Recording yourself is not a violation, only publishing on Youtube. Content generated with LLMs are not a violation. Publishing the content you generated might be.


Generating the content for the user is the distribution regardless of what the user does with it


copyright is actually not as much about right to copy as it is about redistribution permissions.

if you trained an LLM on real copyrighted data, benchmarked it, wrote up a report, and then destroyed the weight, that's transformative use and legal in most places.

if you then put up that gguf on HuggingFace for anyone to download and enjoy, well... IANAL. But maybe that's a bit questionable, especially long term.


I don’t think the lawyers are going to buy arguments that compare LLMs with human biology like this.


You are not selling or distributing copies of your brain.


If you perform it from memory in public without paying royalties then yes, yes it is.

Should it be? Different question.


The end of "Fahrenheit 451" set a horrible precedent. Damn you, Bradbury!


Only if you charge someone to reproduce it for them


I think humans get a special exception in cases like this


No they don't. Commercial intent is what is prosecuted in IP law.


maybe if you re wrote it from memory.


That's got nothing to do with it. It's all about copyright. Can it reproduce its training data verbatim? If so, Meta is in hot water.


But if it's corpora do NOT include the Harry Potter books then Meta is NOT in hot water,! So take the Harry Potter books out of the corpora. What is lost? Nothing IMO useful other than the ability to discuss Harry Potter books. BFD.
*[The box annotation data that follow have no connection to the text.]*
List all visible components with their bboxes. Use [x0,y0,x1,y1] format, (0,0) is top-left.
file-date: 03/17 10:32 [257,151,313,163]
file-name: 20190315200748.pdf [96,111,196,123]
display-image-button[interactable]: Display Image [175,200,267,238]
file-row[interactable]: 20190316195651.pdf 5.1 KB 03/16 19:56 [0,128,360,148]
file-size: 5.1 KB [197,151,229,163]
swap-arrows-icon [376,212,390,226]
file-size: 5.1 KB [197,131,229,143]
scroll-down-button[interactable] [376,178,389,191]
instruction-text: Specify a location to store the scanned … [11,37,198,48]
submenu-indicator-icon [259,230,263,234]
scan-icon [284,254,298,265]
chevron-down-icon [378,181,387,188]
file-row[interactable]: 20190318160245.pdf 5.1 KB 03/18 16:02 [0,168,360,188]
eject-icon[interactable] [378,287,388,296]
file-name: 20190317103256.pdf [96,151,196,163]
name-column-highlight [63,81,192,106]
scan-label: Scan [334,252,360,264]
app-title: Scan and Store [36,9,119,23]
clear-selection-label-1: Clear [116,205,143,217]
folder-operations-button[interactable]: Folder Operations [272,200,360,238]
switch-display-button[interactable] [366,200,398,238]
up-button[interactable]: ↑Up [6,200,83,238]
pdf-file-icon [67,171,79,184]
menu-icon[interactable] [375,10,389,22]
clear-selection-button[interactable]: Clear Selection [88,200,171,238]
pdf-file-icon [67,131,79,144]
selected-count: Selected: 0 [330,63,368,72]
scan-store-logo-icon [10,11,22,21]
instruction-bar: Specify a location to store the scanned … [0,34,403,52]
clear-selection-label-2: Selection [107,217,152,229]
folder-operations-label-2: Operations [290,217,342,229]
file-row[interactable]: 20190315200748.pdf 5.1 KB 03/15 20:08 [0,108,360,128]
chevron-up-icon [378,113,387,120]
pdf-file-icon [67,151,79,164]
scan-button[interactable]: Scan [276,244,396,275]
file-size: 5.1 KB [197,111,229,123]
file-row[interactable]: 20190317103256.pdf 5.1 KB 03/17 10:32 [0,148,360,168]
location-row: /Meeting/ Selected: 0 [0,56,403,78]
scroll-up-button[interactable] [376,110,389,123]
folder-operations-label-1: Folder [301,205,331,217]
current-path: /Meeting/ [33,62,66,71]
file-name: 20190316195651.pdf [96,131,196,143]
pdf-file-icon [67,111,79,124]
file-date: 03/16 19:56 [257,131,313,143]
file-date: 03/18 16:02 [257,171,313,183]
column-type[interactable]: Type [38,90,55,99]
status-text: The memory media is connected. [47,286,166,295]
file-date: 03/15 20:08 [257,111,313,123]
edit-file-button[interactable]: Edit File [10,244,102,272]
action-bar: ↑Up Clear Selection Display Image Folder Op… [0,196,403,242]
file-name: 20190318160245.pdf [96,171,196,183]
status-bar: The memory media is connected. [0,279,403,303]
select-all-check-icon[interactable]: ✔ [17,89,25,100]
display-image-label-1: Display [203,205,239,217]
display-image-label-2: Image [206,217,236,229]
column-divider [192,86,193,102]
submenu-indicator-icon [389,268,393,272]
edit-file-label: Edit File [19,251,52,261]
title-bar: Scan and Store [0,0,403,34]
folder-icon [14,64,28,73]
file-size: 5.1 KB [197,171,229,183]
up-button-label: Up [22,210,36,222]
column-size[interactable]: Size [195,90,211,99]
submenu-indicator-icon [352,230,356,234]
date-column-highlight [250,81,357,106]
I read harry potter, and you ask me about a page, and I can recite it verbatim, did I just commit copyright infringement?


Are you selling your ability to recite stuff? Then certainly.


there are plenty of open source LLMs trained on harry potter, is that fine?


No


I pay for a service. The service recites a novel to me. The service would need permission to do this or it is copyright infringement.


This is an extremely common strawman argument. We're not discussing human memory.


> While the Harry Potter series may be fun reading, it doesn't provide information about anything that isn't better covered elsewhere

To address this point, and not other concerns: the benefits would be (1) pop culture knowledge and (2) having a variety of styles of edited/reasonably good-quality prose.